I have been in the industry for over decade. I recorded my first demo in 2005, and I recorded an album of eight tracks in 2006 which got shelved. I released the First Impression mixtape in 2009. Few years later, I got featured on The Joe Spazm mixtape hosted by legendary DJ Jimmy Jatt. Independently, I have released 5 music videos, several singles and I teamed up with Teck-Zilla on two EPs – Raplogic and ART. I had to go on hiatus for two years to focus on serving my country as a National Youth Service Corp member and I worked as a creative director at a coworking space before The Mic Africa happened.
Africa.com: What are your thoughts about The Mic Africa being the first music competition and docu-series TV format born in Africa?
Honestly, this is the first of its kind. I’m aware of other music competitions, but The Mic Africa stood out for me. It blazed the trail as the first major Pan-African hip hop show. It’s beyond showcasing African talents. It’s also a window into the reality of creatives in the motherland. The story-telling was remarkable and the production of the show was world-class. I hope we win an Emmy for season 1. Kudos to Amp Global for doing an amazing job. It can only get bigger and better.
Africa.com: How did you get to join The Mic: Africa?
The show got to my notice through Buddha Blaze. He informed me about the competition and I shared the news with my fellow Nigerian rappers. He also encouraged me to register. I’m glad I did, because it eventually paid off.
Africa.com: What was the experience taking part in the Take Back the Mic Competition?
It was an amazing experience. There was always an element of surprise! Everyone that participated in the competition had something different they brought to the table. It felt like we were all in the same physical space even though the show was done virtually. I networked with other creatives across the continent and I got more fans from East Africa. It wasn’t easy campaigning for votes during the yuletide season. The final stage was really intense. I was super-excited when I discovered I won.
Africa.com: What are your plans now that you’ve won?
Winning a competition puts me at a point where I can be challenged. It means I have to keep getting better. Most people are watching and expecting me to justify why I won. Honestly, I’m only in a competition with myself right now. I’m focused on becoming a better version of Fecko. My fans should expect more music and great content from me. I also won’t relent on changing the narrative of my community and also changing the lives of people around me.
Africa.com:What advice would you give to someone considering auditioning for The Mic: Africa?
My advice would be; have an original story, have a great team behind you and have a relatable brand identity. Aspiring contestants also need to be tech-savvy. Apart from having the talent, they also need to work hard. Hardwork beats talent when talent doesn’t work hard.
Africa.com: Do you think African music has changed the way the world sees Africa?
Absolutely, it has! The likes of Burna Boy and Wizkid are changing the perception about Africa on a global scale. Africa is the future and the world needs to gravitate towards positivity in the motherland.
Africa.com: Where do you see yourself headed in the next 5 years?

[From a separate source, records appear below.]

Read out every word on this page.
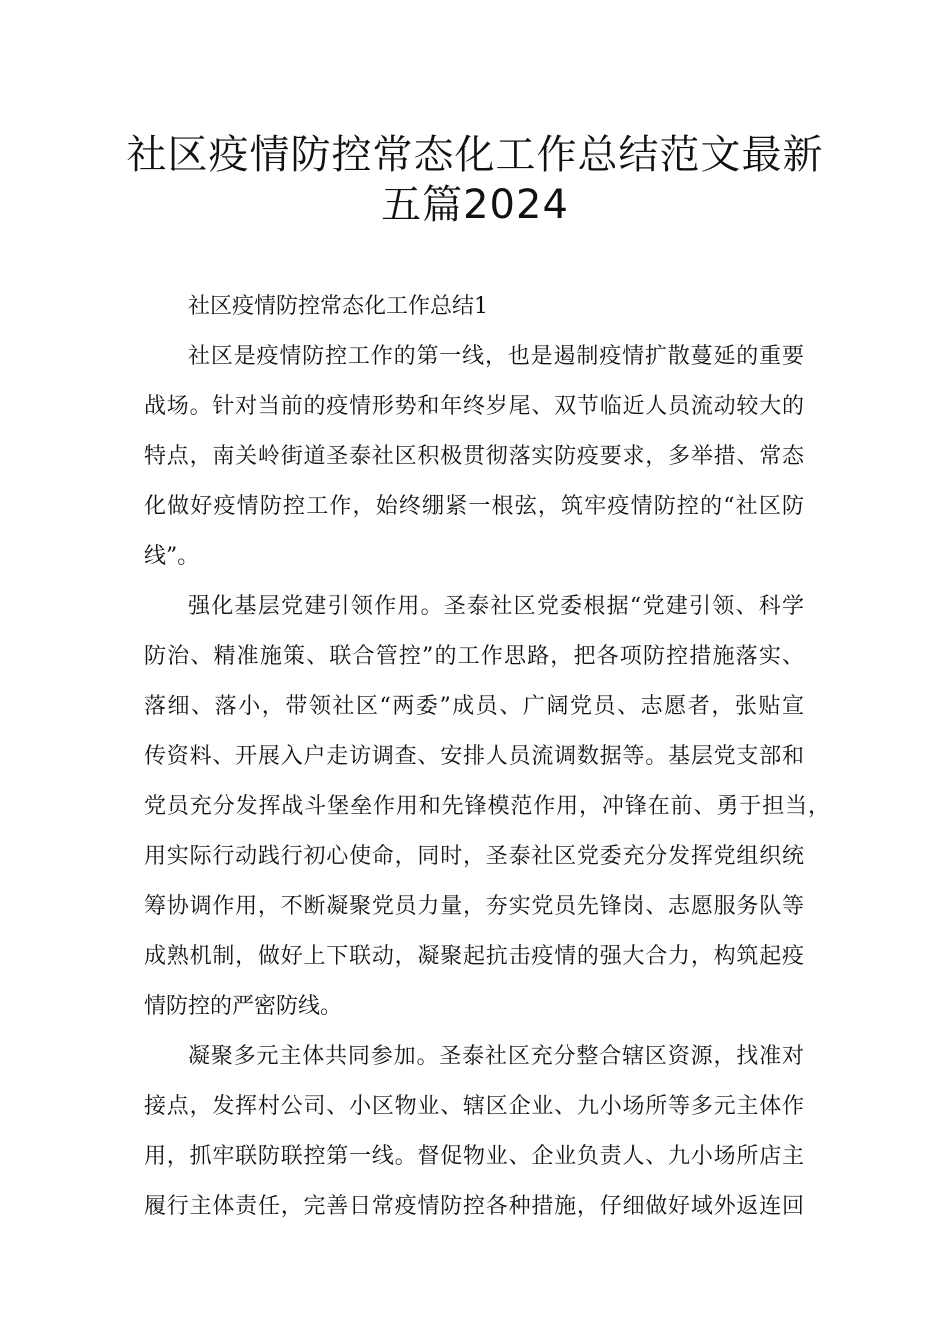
社区疫情防控常态化工作总结范文最新
五篇2024
社区疫情防控常态化工作总结1
社区是疫情防控工作的第一线，也是遏制疫情扩散蔓延的重要
战场。针对当前的疫情形势和年终岁尾、双节临近人员流动较大的
特点，南关岭街道圣泰社区积极贯彻落实防疫要求，多举措、常态
化做好疫情防控工作，始终绷紧一根弦，筑牢疫情防控的“社区防
线”。
强化基层党建引领作用。圣泰社区党委根据“党建引领、科学
防治、精准施策、联合管控”的工作思路，把各项防控措施落实、
落细、落小，带领社区“两委”成员、广阔党员、志愿者，张贴宣
传资料、开展入户走访调查、安排人员流调数据等。基层党支部和
党员充分发挥战斗堡垒作用和先锋模范作用，冲锋在前、勇于担当，
用实际行动践行初心使命，同时，圣泰社区党委充分发挥党组织统
筹协调作用，不断凝聚党员力量，夯实党员先锋岗、志愿服务队等
成熟机制，做好上下联动，凝聚起抗击疫情的强大合力，构筑起疫
情防控的严密防线。
凝聚多元主体共同参加。圣泰社区充分整合辖区资源，找准对
接点，发挥村公司、小区物业、辖区企业、九小场所等多元主体作
用，抓牢联防联控第一线。督促物业、企业负责人、九小场所店主
履行主体责任，完善日常疫情防控各种措施，仔细做好域外返连回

In the next five years, if aliens or an asteroid haven’t invaded our planet by then (Hahaha), I hope to become a global icon on the verge of changing the world.
Africa.com: If there were one thought that you want people to recall about you, what would that be?
I’m Limitless. I don’t like to be boxed.
Africa.com: What are you working on currently?
Working on some new singles, an EP and an album. I also have plans of producing a short-film and possibly a web-series.